The finding suggests mRNA might eventually have some benefit as personalized cancer vaccines. Before Covid, cancer was where researchers expected the mRNAs would first be used.
While the number of cancer patients is far smaller than the number of people who receive vaccines, oncology drugs are now extraordinarily expensive and can generate huge revenues and profits. Last year, Merck sold $21 billion of Keytruda, making it among the world’s biggest selling drugs.
But, at least for now, investors appear skeptical the mRNAs will be more than marginally successful as cancer treatments. Of they won’t have the public health establishment and media hyping them or the government pushing them at Warp Speed, so they will have to go through the normal regulatory process - and that’s always risky.

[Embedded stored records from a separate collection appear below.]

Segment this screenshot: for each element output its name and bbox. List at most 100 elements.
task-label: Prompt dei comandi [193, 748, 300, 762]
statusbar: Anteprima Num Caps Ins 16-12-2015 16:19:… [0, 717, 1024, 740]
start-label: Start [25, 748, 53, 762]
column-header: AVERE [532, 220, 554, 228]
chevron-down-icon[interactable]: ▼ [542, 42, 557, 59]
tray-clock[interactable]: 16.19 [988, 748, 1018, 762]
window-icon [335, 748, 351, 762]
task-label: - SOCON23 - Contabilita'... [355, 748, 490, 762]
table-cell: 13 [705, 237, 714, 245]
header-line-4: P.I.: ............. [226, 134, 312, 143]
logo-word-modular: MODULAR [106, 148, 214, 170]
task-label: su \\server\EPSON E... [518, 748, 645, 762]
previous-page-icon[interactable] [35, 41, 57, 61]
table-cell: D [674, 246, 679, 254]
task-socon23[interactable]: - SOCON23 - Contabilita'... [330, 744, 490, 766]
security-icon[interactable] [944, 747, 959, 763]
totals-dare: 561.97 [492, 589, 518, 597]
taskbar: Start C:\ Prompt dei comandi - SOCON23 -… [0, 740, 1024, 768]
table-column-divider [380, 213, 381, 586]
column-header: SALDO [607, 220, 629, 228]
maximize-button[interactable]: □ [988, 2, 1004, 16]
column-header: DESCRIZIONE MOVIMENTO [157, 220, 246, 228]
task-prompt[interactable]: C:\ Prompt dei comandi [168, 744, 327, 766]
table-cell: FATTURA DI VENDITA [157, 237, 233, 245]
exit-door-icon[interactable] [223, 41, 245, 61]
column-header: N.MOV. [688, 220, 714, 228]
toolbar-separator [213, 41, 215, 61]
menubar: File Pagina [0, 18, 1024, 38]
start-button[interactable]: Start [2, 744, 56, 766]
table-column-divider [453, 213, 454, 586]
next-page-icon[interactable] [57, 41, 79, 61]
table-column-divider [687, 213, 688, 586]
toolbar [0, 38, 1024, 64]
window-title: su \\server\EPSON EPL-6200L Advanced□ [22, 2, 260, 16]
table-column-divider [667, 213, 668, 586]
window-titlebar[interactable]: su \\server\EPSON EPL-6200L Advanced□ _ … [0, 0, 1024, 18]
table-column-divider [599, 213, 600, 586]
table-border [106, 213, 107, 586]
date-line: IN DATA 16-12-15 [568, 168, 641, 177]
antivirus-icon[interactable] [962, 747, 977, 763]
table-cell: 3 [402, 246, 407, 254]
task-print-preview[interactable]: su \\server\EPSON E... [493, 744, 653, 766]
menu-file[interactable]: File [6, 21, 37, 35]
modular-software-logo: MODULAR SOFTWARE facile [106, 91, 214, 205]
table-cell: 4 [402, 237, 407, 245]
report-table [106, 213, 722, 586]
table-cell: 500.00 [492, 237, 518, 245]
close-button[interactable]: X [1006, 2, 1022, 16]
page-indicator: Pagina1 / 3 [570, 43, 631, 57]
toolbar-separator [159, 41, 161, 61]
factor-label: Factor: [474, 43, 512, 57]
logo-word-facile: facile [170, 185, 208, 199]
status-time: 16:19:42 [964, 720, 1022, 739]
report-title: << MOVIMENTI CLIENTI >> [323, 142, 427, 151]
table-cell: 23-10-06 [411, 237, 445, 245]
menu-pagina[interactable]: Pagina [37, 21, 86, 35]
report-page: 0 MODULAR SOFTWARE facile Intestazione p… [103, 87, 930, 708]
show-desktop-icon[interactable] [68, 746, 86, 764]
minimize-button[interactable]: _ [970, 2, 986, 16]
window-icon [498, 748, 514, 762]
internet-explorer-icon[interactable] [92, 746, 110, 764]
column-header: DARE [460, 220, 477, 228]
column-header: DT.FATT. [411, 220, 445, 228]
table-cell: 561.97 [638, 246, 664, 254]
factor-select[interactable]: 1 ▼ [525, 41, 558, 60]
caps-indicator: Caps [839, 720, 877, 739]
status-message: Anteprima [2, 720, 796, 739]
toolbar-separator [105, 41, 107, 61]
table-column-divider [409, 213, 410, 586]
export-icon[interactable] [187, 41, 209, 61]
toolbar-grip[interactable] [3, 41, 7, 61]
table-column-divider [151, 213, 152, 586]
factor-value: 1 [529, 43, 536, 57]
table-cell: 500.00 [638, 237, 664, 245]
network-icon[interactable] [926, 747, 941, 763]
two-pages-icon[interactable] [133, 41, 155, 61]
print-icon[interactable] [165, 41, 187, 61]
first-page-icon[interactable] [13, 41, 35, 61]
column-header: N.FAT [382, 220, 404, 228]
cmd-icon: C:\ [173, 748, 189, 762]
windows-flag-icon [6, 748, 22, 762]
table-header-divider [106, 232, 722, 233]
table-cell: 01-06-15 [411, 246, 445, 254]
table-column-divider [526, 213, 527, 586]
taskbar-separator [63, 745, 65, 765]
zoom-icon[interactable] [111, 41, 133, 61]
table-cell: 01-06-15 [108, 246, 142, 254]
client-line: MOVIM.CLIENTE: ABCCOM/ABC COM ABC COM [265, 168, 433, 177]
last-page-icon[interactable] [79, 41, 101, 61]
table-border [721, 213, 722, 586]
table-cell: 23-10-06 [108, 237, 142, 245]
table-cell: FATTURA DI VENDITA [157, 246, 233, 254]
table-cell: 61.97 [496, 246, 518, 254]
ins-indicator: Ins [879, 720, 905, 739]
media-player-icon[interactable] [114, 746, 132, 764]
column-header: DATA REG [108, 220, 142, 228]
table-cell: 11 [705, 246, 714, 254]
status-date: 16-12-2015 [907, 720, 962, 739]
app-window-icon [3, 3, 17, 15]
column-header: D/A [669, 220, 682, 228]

Shed no tears for executives and scientists at the mRNA companies, though. They sold plenty of stock along the way. Moderna, which is based in Cambridge, Mass., all by itself propped up the Boston real estate market.
Yes, the last three years have turned out to be a textbook example of the most important rule in Big Pharma (or Biotech): the drug doesn’t have to work forever, just long enough for the executives who make it to cash out!
Wall Street is in on the joke. There are no repercussions for killing and maiming people with "vaccines." Of course this disaster will happen all over again because huge profits can be made with minimal downside risk. The only way to break the cycle is to hold the guilty responsible for their crimes, but the smart money knows that won't happen.
It's becoming clearer and clearer why there where mandates, and it wasn't to protect the public.